The other, who talked of the preeminence of attaining the business
objectives that you went abroad to accomplish, said simply, "If your goal
overseas is never, ever to be offended because of your gender, give up!"
A Unique Mental Classification
Many female expats, especially those outside Western culture, report that local males "at first didn't know how to react to me." The successful ones say that, over time, they seemed to become "a member of a third gender" or "an honorary male."
Because a newly arrived female expat looks, acts, and (it's soon realized) thinks in unique ways, local male co-workers can't or won't fit her into their usual mental classification of "local female co-worker." Therefore, the males are unlikely to deal with her in the same way that they tend to deal with a local female. This is an advantage because the expat is free to consciously build a unique classification for herself in the minds of local people. On the basis of our research and experience, we have developed a set of ten guidelines for female assignees who would like to try to do this.
1. In general, emphasize your female qualities (collaboration, intuitiveness, relationship-orientation.)
2. In general, de-emphasizeyour American traits (high task-orientation, time-drivenness, etc.)
3. Leave behind in the U.S. any hypersensitivity you might feel regarding gender issues.
4. Be prepared to work within a system where people are more formal and respectful of authority than in the U.S. (This can affect you as a subordinate and/or as a boss!)
5. Doing your job with high technical competence will win you points with local co-workers and with your male expat colleagues.
6. Eagerness to be with, and to learn new things from, locals will gain you their admiration and their support; your most memorable experiences abroad may well be the outcome.
7. Build bridges
as soon as possible to the most supportive male expatriates.
9. Take steps to learn the local language, and demonstrate your knowledge often.
10. An understanding and supportive boss, even in advance of your arrival, is a huge asset.

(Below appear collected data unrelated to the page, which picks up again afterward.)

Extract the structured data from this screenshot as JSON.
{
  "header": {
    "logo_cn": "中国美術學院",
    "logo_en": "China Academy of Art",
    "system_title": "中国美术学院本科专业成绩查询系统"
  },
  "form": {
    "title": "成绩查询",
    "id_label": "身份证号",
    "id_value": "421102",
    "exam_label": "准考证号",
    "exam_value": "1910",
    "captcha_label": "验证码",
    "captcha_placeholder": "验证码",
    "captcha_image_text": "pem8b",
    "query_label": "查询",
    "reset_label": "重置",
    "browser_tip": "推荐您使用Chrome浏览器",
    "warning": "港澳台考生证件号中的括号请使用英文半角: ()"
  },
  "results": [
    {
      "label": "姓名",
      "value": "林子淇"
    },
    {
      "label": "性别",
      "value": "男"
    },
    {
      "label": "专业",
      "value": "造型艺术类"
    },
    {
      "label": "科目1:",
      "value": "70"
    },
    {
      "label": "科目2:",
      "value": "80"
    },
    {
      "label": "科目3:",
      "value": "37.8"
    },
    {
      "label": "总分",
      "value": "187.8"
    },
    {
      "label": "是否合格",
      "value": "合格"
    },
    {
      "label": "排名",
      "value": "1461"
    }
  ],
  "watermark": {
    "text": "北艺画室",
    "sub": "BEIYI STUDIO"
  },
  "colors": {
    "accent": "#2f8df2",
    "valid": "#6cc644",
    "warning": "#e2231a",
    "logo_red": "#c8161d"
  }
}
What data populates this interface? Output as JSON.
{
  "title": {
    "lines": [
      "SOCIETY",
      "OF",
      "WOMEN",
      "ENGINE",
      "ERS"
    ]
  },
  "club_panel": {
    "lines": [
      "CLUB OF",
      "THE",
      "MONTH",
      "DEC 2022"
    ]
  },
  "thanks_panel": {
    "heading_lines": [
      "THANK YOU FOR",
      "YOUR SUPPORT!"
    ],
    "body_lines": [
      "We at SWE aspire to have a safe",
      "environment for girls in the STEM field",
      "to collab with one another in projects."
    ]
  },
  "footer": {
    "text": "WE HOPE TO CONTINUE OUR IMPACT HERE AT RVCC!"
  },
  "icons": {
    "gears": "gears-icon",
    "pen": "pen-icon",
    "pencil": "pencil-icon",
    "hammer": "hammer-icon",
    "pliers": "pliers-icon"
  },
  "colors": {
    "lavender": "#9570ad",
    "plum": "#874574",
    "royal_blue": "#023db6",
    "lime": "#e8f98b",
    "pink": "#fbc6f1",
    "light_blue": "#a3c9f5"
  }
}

(We know that this tenth point mentions something rarely controlled by an expat, but we felt compelled to include it because the female expats we interviewed often said it's a key factor.)
The bad news is that many
U.S. businesses may have unnecessarily missed opportunities in the past
to send their female colleagues on overseas assignments. The good news
is that it's becoming clearer and clearer that women may be very good choices
to go abroad, and that, in the absence of unique family or local impediments,
businesses definitely should encourage and support their outstanding career
women to consider an expatriate assignment.